Mais do que chamuscar a película cinematográfica, fazendo a inscrição das intensidades luminosas da realidade objetiva, a câmera constitui para o olho do sujeito uma demarcação do espaço, que não se limita ao dar-se-a-ver, mas — como descreve Lacan (1964/2008, p. 89) — trata-se de uma “perspectiva geometral”. Baudry busca

diferenciar esse “sujeito”, ponto principal da perspectiva, situado no nível do olho, do “sujeito do inconsciente” psicanalítico. Aproxima o sujeito da perspectiva com o sujeito enquanto “[...] veículo e lugar da intersecção das implicações ideológicas” (Baudry, 1970/1983, p. 388, n. 6), buscando diferenciá-los do sujeito enquanto função estrutural do discurso analítico:

A visão monocular, que é a da câmera, [...], suscita uma espécie de jogo de reflexão; fundada sobre o princípio de um ponto fixo a partir do qual os objetos visualizados se organizam, ela circunscreve em troca a posição do “sujeito”, o próprio lugar que este necessariamente deve ocupar. (Baudry, 1970/1983, p. 388)

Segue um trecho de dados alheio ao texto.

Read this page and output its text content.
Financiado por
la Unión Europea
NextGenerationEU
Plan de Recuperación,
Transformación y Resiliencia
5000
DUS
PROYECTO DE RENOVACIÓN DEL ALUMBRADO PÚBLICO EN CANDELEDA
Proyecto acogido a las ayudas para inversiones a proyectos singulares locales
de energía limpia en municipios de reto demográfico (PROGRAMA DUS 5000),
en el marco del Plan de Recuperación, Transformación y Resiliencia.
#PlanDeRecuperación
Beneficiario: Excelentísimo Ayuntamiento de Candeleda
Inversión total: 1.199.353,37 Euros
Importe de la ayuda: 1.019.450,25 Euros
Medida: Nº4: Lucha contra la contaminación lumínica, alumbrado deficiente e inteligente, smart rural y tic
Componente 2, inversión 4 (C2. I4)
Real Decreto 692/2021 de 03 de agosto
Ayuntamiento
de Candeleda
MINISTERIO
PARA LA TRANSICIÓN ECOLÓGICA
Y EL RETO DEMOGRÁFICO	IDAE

Nesse trecho, Baudry faz uma referência direta à noção de estádio do espelho de Lacan, principalmente em termos de como a imagem especular pode organizar a realidade do bebê que se vê refletido no espelho ou no olhar da mãe. Dessa maneira, como vemos em Lacan (1949/1988), o sujeito do inconsciente precipitar-se-ia da unidade imaginária oferecida pelo reflexo. Entretanto, Baudry não se estende na questão do sujeito do inconsciente, sua ambição está em indicar que a construção dessa posição cria uma realidade alucinatória, assegurando metafórica e metonimicamente um sujeito ausente da cena:

Ao focalizá-lo [o sujeito], a construção óptica aparece como a projeção-reflexão de uma “imagem virtual”, criadora de uma realidade alucinatória. É ela que dispõe o lugar de uma visão ideal e desse modo assegura, metaforicamente (pelo desconhecido ao qual acena, sendo preciso lembrar aqui o lugar estrutural que o ponto de fuga ocupa) e metonimicamente (pelo deslocamento que parece operar: um sujeito é, ao mesmo tempo, um “em-lugar-de” e uma “parte-pelo-todo”) a necessidade de uma transcendência. (Baudry, 1970/1983, p.388)

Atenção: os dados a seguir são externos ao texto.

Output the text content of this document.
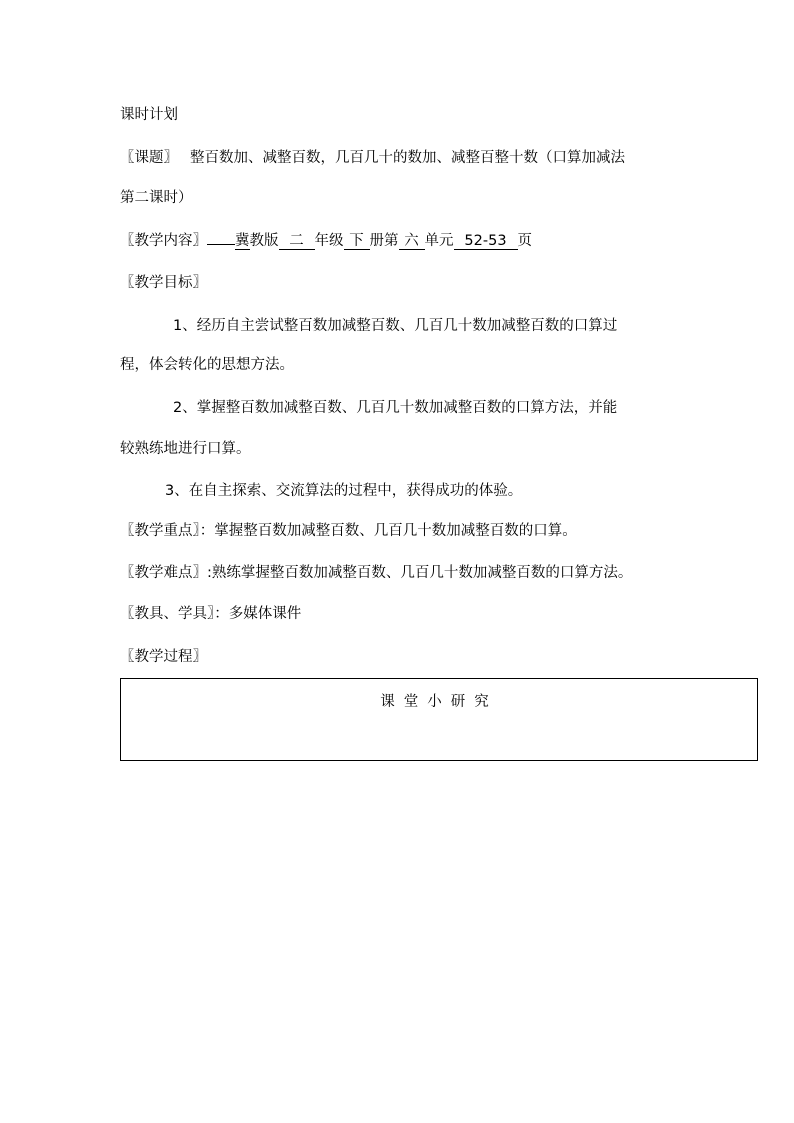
课时计划
〖课题〗 整百数加、减整百数，几百几十的数加、减整百整十数（口算加减法
第二课时）
〖教学内容〗 冀教版 二 年级 下 册第 六 单元 52-53 页
〖教学目标〗
1、经历自主尝试整百数加减整百数、几百几十数加减整百数的口算过
程，体会转化的思想方法。
2、掌握整百数加减整百数、几百几十数加减整百数的口算方法，并能
较熟练地进行口算。
3、在自主探索、交流算法的过程中，获得成功的体验。
〖教学重点〗：掌握整百数加减整百数、几百几十数加减整百数的口算。
〖教学难点〗:熟练掌握整百数加减整百数、几百几十数加减整百数的口算方法。
〖教具、学具〗：多媒体课件
〖教学过程〗
课堂小研究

Essa posição de sujeito antecipada e construída pelo aparelho de base cinematográfico será mais aprofundada quando abordarmos as duas últimas etapas da figura 1 (Tela/Projeção/Reflexão); mas, por enquanto, basta sedimentarmos as incidências da mediação realizada pela câmera e suas implicações. Tanto o efeito de ocultação do elemento mediador quanto o efeito de perspectiva ideal produzem o que Baudry definiu como “função ideológica da arte”, ou seja, a construção de sujeito transcendental. Isto é, o cinema estabelece para o espectador uma posição única e invejável, aquela em que se pode ver o mundo desde um ponto de vista ideal. Ideal porque apresenta ao sujeito um universo dotado de continuidade, movimento e sentido. Faz do espectador um olho que está presente na cena, vendo tudo do melhor ângulo

possível — mas, ao mesmo tempo, sem materialidade alguma. Trata-se de um sujeito etéreo, metafisico; um olho transcendente que, aparentemente, em nada influencia no acontecimento.